Die Geschosse des Typs ER02A1 B/B werden laut Pressemitteilung von Rheinmetall Expal Munitions in Spanien hergestellt. Die modularen Treibladungen des Typs DM72 stammten von der Nitrochemie. Geschosse und Treibladungen seien bereits bei verschiedenen NATO-Staaten in Nutzung. Sie könnten von einer Vielzahl von 155-mm-Waffensystemen verschossen werden und böten eine hohe Reichweite und Wirkung.
Zweiter Auftrag für Rheinmetall in kurzer Zeit
Erst Ende Juni hatte Rheinmetall eine nahezu gleichlautende Mitteilung über die Lieferung einer niedrigen fünfstelligen Zahl von 155-mm-Geschossen und zugehörigen Treibladungen abgegeben, die offenbar von der Ukraine selbst beauftragt wurde. Auch hier handelte es sich um Munition des Typs ER02A1 B/B aus Expal-Fertigung, deren Produktion bereits angelaufen sei und bis zum ersten Quartal 2027 abgeschlossen sein solle.

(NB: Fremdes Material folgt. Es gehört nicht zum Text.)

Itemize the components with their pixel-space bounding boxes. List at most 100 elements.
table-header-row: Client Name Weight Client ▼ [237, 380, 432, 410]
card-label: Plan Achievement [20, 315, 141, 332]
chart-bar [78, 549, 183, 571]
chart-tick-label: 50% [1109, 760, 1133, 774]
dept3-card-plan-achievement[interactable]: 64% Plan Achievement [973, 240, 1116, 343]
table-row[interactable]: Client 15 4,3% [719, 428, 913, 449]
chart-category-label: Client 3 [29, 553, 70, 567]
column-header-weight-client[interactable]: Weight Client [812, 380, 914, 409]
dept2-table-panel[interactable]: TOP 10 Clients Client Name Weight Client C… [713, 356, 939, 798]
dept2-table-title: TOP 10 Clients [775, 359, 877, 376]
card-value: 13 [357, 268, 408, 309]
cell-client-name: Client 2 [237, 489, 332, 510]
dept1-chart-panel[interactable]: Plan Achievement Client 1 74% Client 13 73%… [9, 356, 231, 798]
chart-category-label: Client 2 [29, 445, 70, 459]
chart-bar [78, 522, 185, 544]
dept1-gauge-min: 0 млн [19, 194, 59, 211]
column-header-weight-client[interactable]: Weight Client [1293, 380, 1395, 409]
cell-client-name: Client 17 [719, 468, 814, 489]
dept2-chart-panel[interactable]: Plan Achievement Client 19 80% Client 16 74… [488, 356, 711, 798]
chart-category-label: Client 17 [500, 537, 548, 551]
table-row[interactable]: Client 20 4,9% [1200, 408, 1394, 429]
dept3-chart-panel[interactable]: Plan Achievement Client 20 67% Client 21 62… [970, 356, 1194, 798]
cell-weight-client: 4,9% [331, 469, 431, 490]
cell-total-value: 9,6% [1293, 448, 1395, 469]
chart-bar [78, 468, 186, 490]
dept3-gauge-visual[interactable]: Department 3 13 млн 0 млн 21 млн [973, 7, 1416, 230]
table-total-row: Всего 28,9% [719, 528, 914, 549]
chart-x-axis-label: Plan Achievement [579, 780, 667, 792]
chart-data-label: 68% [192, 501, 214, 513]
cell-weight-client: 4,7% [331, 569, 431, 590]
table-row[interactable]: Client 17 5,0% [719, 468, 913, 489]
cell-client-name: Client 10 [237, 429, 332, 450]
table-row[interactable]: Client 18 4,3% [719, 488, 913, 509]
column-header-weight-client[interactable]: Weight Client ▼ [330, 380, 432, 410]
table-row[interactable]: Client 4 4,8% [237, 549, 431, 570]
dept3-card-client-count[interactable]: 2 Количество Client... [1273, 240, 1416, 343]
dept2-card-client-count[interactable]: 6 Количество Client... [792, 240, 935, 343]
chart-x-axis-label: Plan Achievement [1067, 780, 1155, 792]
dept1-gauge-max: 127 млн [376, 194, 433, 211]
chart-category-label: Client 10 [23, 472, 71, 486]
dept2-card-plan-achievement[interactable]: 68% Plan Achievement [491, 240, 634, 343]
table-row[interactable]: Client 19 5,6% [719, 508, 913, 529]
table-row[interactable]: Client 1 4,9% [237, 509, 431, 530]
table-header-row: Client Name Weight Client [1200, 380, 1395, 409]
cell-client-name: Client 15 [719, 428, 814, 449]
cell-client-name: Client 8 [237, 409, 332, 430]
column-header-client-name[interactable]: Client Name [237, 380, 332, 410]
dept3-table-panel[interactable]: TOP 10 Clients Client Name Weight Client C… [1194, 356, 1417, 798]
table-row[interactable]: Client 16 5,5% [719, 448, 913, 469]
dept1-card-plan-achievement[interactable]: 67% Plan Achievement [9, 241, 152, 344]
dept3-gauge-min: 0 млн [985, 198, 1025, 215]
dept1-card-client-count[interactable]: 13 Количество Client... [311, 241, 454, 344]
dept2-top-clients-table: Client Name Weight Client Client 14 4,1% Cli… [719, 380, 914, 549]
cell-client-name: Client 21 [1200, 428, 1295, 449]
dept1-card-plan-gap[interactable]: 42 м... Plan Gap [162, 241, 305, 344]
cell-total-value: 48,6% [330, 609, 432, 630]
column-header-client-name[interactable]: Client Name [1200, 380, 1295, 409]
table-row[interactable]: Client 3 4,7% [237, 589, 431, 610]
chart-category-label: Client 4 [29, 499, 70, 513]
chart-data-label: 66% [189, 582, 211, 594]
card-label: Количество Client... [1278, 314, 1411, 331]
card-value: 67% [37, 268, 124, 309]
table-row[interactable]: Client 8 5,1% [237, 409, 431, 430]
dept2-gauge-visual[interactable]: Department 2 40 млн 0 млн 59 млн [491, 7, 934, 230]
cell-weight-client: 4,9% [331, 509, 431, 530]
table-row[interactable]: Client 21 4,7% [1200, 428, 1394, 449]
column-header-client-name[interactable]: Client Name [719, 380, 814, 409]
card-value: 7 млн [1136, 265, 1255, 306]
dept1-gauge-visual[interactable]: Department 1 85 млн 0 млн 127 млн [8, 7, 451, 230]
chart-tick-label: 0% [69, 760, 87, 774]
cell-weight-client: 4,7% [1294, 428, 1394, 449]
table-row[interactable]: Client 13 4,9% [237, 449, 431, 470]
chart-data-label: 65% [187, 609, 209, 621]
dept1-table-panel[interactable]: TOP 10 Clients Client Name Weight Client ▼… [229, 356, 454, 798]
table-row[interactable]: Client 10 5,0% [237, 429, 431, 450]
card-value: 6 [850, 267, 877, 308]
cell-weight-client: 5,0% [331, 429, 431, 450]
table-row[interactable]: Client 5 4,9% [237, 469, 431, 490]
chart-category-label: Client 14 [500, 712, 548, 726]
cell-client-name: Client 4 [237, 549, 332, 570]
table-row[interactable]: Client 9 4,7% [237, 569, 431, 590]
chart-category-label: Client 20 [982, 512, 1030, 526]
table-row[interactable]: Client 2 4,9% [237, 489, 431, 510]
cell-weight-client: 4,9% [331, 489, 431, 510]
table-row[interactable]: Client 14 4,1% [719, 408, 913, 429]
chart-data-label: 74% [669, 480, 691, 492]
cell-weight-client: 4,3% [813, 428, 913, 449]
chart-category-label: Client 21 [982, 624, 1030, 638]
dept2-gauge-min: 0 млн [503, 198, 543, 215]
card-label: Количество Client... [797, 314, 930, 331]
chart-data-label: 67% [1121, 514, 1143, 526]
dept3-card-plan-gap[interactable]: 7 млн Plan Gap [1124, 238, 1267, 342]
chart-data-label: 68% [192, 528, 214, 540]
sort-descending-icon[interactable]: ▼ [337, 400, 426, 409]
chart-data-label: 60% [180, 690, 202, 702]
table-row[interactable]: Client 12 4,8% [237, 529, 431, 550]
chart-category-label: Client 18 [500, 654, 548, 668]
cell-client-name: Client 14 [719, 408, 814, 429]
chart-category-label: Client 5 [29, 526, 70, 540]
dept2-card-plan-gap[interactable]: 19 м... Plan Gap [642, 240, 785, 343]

Rheinmetall investiert den Angaben zufolge weiterhin stark in die Kapazitätserweiterung bestehender Anlagen und den Aufbau neuer Fertigungsstätten, um die wachsende Nachfrage nach modernen 155-mm-Geschossen und Treibladungen bedienen zu können. Der Technologiekonzern mit Sitz in Düsseldorf baue seit 2022 seine Produktionskapazitäten aus und strebe bis 2030 eine Produktion von rund 1,5 Millionen 155-mm-Artilleriegeschossen pro Jahr an.